Artificial intelligence does have a measurable carbon footprint, but it is not currently one of the largest global sources of emissions. Data centres account for roughly 1–2 percent of global electricity use, and AI is a growing part of that. The real concern is rapid growth. As AI adoption expands, its total energy demand could rise significantly unless powered by renewable electricity.

How much CO2 does an AI image generate?

Estimates vary depending on the model and electricity source, but generating one AI image typically produces between 1 and 10 grams of CO2. The exact amount depends on the size of the model, the hardware used, and the carbon intensity of the local power grid.

How much CO2 does a ChatGPT query produce?

A short AI text response of around 300–400 words may produce roughly 1 gram of CO2. That is similar to sending a short email.
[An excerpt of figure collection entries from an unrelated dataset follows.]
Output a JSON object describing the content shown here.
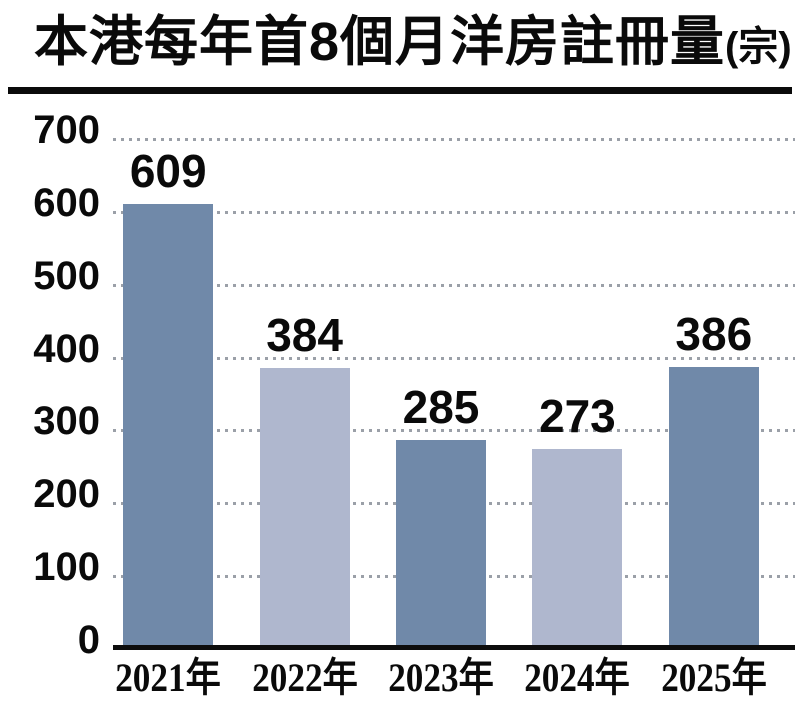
{
  "title": {
    "main": "本港每年首8個月洋房註冊量",
    "unit": "(宗)"
  },
  "colors": {
    "bar_dark": "#7089A9",
    "bar_light": "#AFB7CE",
    "gridline": "#9ba0a8",
    "axis": "#0d0d0d",
    "text": "#0a0a0a",
    "background": "#ffffff"
  },
  "chart_data": {
    "type": "bar",
    "title": "本港每年首8個月洋房註冊量(宗)",
    "categories": [
      "2021年",
      "2022年",
      "2023年",
      "2024年",
      "2025年"
    ],
    "values": [
      609,
      384,
      285,
      273,
      386
    ],
    "value_labels_shown": true,
    "xlabel": "",
    "ylabel": "",
    "ylim": [
      0,
      700
    ],
    "yticks": [
      0,
      100,
      200,
      300,
      400,
      500,
      600,
      700
    ],
    "grid": "horizontal-dotted",
    "legend": "none",
    "bar_color_pattern_alternating": [
      "#7089A9",
      "#AFB7CE"
    ]
  }
}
Individually small, but meaningful at large scale when millions of users interact daily.

Why does AI use so much electricity?

AI models require powerful specialised chips to process vast amounts of data. Training large models can take weeks of continuous computation. Even everyday use, known as inference, requires energy each time a query is processed. Data centres also require cooling systems, which consume additional electricity and sometimes water.

What is the difference between AI training and AI inference emissions?

Training emissions occur when a model is first built and taught using large datasets. This stage consumes very high amounts of energy over a short period. Inference emissions occur each time someone uses the model. Inference uses less energy per request but happens continuously at global scale.

Is AI worse for the environment than flying?

No. Aviation produces far more total emissions globally than AI. However, AI is growing rapidly, and its environmental impact depends heavily on how it is powered. If AI systems run on renewable energy, their footprint can be significantly reduced.

Can AI help reduce carbon emissions?

Yes. AI can optimise logistics, improve energy grid management, reduce food waste, enhance building efficiency and support climate research. The net climate impact of AI depends on whether its benefits outweigh its energy consumption.

How can individuals reduce the AI carbon footprint?

Individuals can reduce impact by writing clearer prompts to avoid repeated queries, choosing smaller models where appropriate, and avoiding unnecessary image or video generation. Using AI to replace higher-carbon activities, such as travel or inefficient processes, can also reduce overall emissions.